Colabora

El truco para ordenar el frigorífico con el que ahorrarás en la cesta de la compra

Frutas tropicales, pan y tomates se dañan con las bajas temperaturas. Distribuir bien las baldas previene la contaminación y el gasto innecesario.

Pexels/CC0/Max Vakhtbovych

Abrir la nevera y descubrir una patata, una berenjena o un calabacín olvidado, deteriorado en el fondo del cajón, es una situación habitual. Tanto es así que, según datos de la FAO, un tercio de los alimentos producidos para el consumo humano se pierde o se desperdicia en el mundo. Una parte significativa de ese problema ocurre en los hogares y tiene una causa clara: no utilizar correctamente el frigorífico.

Por ello, hay que saber que organizar la nevera no responde a una cuestión estética ni a una obsesión por el orden. Es una medida de seguridad alimentaria y también de ahorro económico. El motivo es que el frío no se distribuye de manera uniforme dentro del electrodoméstico. Entender qué zonas son más frías y cuáles mantienen temperaturas más suaves puede prolongar varios días la vida útil de los alimentos.

La física del frío: no todos los estantes son iguales

El principio es sencillo: el aire frío desciende. Por eso, las zonas inferiores concentran las temperaturas más bajas, mientras que la puerta y los estantes superiores resultan más templados e inestables.

La zona inferior, situada justo encima de los cajones, es la más fría, con valores aproximados entre 2 y 4 °C. Por ello, este espacio debe destinarse a carnes y pescados crudos, preferiblemente en recipientes cerrados o bandejas cubiertas para evitar derrames y contaminación cruzada.

Los estantes intermedios ofrecen una temperatura constante y son adecuados para alimentos envasados, productos ya abiertos y lácteos como quesos o yogures. Además, utilizar recipientes herméticos de cristal ayuda a evitar la mezcla de olores y la proliferación de bacterias.

La zona superior, ligeramente menos fría, es apropiada para sobras, platos cocinados, embutidos y productos listos para el consumo. Colocar aquí alimentos que se vayan a consumir en los próximos días facilita su visibilidad y reduce el riesgo de olvido.

Por su parte, los cajones inferiores están diseñados para frutas y verduras. Mantienen una humedad y una temperatura aproximada de 8 a 10 °C, lo que protege los productos frescos del contacto directo con el frío intenso.
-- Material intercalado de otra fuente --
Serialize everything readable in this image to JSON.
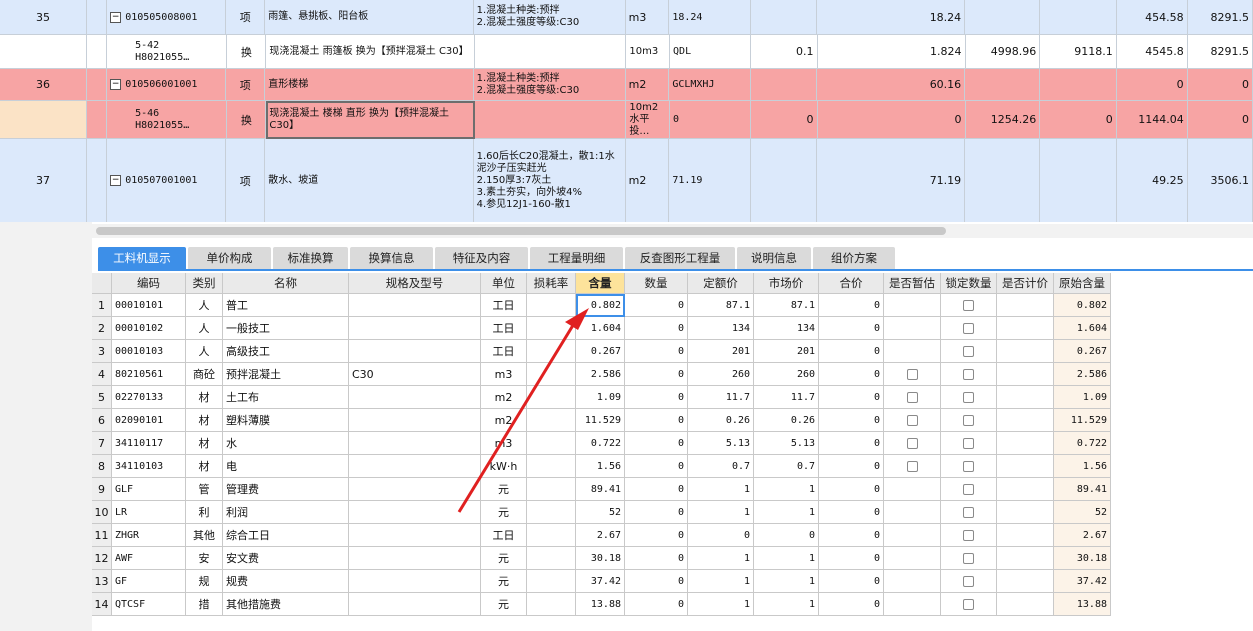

Conviene separar frutas y verduras, ya que algunas frutas emiten etileno, un gas que acelera la maduración y puede deteriorar vegetales cercanos.

La puerta es la zona más inestable, ya que pierde frío con cada apertura. Es el lugar indicado para bebidas, mantequilla, salsas y mermeladas. Aunque muchos frigoríficos incluyen hueveras en la puerta, se recomienda conservar los huevos en su envase original dentro de un estante interior para evitar oscilaciones térmicas.

Temperatura y mantenimiento

La mayoría de las neveras permiten ajustar la temperatura entre 1 °C y 8 °C. En general, se aconseja mantenerla entre 1 °C y 4 °C, adaptando el nivel según la temperatura exterior. En verano puede ser necesario bajar algunos grados para compensar el calor ambiental, mientras que en invierno se puede optar por un ajuste intermedio para evitar un consumo energético excesivo.

El mantenimiento también es determinante. Limpiar el interior con agua y vinagre al menos cada dos meses contribuye a mantener la higiene. Además, es fundamental no saturar el espacio: el aire frío necesita circular. Si el frigorífico está sobrecargado, se generan puntos menos fríos y el motor trabaja más, aumentando el gasto eléctrico. Otra regla básica es esperar a que la comida se enfríe antes de guardarla. El motivo principal es que introducir recipientes calientes eleva la temperatura interna y compromete la conservación del resto de alimentos.

Qué no debe ir en la nevera

No todos los productos se benefician del frío. Las frutas tropicales pierden sabor y textura en temperaturas bajas. Los tomates se vuelven harinosos, las patatas transforman su almidón en azúcar y el pan se seca con mayor rapidez. Tampoco es recomendable guardar cebollas y ajos, ya que la humedad favorece su brotación, ni miel, que se endurece.

Aplicar el método "Primera Entrada, Primera Salida", colocando los productos nuevos detrás y adelantando los más antiguos, evita caducidades por descuido. Con criterios sencillos y constancia, el frigorífico se convierte en un aliado contra el desperdicio.

Mantener la nevera organizada es un gesto cotidiano con impacto real. Optimiza la cadena de frío, preserva sabor y textura y contribuye a reducir pérdidas en casa. En un contexto de inflación y preocupación ambiental, ordenar correctamente el frigorífico es una herramienta práctica para cuidar el bolsillo y el planeta.